L’élection des Commissions Administratives Paritaires Nationales (CAPN) est également marquée par une chute brutale de la participation. Ainsi, dans le 1er degré, la participation passe de 62,62 % en 2008 à 41,01 % en 2011.

 

Les résultats sont plutôt stables.

Le SNUipp-FSU progresse de 1 point, passant de 47,05 % à 48,11 % et conserve la majorité absolue (6 sièges sur 10). Le SE-UNSA a la meilleure progression, passant de 22,95 % à 25,30 % et remporte 3 sièges. Le dernier siège revient au SNUDI-FO qui passe de 7,81 % à 9,37 %.

Les autres syndicats sont en baisse. Le SGEN-CFDT passe de 7,42 % à 6,69 %, SUD EDUCATION de 6,39 % à 5,10 %, la CGT de 2,33 % à 2,03 %, le SNE de 2,59 % à 1,26 %, le SCENRAC-CFTC de 1,34 % à 0,83 %.

 

Comme on le voit, ces élections professionnelles 2011 auront surtout été marquées par la chute brutale de la participation. Si cette baisse était prévisible, nul ne pouvait en imaginer l’ampleur. Les responsables syndicaux ont vivement réagi, accusant le ministre Luc Chatel d’avoir tout fait pour affaiblir la représentation syndicale.

 

Bernadette Groison, secrétaire générale de la FSU, récuse l’idée d'un désintérêt envers les syndicats.  Pour elle, la baisse résulte des nombreux incidents techniques : impossibilité de voter en ligne, personnels restés sans identifiants, nombreux « oubliés » des listes. Elle considère même qu’il y a « vol de bulletins de votes », le dispositif technique mis en place par le ministère ayant empêché de voter de nombreux enseignants.

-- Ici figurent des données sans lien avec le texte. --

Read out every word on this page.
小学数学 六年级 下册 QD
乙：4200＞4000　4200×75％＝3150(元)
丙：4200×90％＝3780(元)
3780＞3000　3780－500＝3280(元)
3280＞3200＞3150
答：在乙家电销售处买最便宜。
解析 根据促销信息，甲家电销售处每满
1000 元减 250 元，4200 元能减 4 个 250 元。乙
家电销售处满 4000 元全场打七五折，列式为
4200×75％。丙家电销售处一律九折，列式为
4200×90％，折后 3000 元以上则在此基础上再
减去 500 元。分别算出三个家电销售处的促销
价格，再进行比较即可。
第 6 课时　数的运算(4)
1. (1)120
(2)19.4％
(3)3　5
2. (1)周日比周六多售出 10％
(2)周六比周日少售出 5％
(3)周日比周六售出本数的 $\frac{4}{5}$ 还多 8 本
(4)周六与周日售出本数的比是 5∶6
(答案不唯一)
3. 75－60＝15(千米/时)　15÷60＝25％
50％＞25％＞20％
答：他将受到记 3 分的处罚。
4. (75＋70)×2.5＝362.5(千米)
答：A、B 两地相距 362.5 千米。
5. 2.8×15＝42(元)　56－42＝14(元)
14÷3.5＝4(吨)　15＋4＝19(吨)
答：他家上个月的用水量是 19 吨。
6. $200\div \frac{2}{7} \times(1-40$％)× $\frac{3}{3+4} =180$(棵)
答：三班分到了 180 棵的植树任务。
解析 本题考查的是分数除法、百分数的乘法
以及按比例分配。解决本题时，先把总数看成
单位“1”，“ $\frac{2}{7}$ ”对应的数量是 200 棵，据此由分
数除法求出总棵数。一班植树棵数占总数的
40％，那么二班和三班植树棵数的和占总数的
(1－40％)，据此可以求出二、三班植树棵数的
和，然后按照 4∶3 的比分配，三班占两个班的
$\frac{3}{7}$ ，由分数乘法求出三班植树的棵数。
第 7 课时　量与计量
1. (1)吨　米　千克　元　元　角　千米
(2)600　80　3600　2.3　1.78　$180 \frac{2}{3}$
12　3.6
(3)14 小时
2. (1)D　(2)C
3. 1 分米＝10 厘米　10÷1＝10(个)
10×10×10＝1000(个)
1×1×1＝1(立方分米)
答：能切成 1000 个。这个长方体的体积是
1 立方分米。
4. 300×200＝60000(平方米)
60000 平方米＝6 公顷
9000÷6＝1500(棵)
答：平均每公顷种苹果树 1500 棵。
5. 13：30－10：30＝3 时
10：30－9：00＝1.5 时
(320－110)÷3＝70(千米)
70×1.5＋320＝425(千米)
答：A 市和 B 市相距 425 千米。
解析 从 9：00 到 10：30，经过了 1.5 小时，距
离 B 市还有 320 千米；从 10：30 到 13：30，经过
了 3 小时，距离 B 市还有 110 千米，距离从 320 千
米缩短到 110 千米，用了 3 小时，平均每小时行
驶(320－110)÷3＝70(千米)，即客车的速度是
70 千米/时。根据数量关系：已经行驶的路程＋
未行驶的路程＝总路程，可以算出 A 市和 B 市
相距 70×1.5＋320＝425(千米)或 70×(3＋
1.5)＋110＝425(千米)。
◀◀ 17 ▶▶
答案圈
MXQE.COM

Thierry Cadart, secrétaire général du SGEN, ne conteste pas les difficultés techniques, mais ne partage pas l’analyse de Bernadette Groison. Il préfère parler de « désaffection » et met en cause la responsabilité des syndicats. « Le gouvernement aurait tort de se baser sur ces résultats pour mener une politique plus répressive. Mais d'une certaine façon, les syndicats ne répondent pas complètement aux attentes des enseignants. Les collègues s'attendent à plus de présence sur le terrain. » 

Christian Chevalier, secrétaire général du SE-Unsa met en cause la procédure très complexe et les défaillances du ministère. Comme Thierry Cadart, il se refuse à dédouaner les organisations syndicales d’une part de responsabilité dans cet échec qui « interroge sur les rapports entre syndicats et enseignants. Il n'y a pas que des facteurs techniques, il y a aussi un rapport au syndicalisme, un désintérêt de la chose publique ».

 

Dans un communiqué commun, le SGEN-CFDT et le SE-Unsa  estiment qu'il faut « renforcer le lien avec les personnels et redonner du sens au syndicalisme ».

 

2011 marque un tournant dans le paysage syndical. Le ministère de l’Education avait la particularité d’être celui où les syndicats avaient la plus grande capacité à mobiliser leurs électeurs tous les trois ans. Ce n’est plus vrai. Souhaitons que les syndicats enseignants, coupés de la base, n’aient pas contribué à faire du ministre le seul gagnant de ces élections. Il reste à espérer qu’ils en tirent toutes les leçons.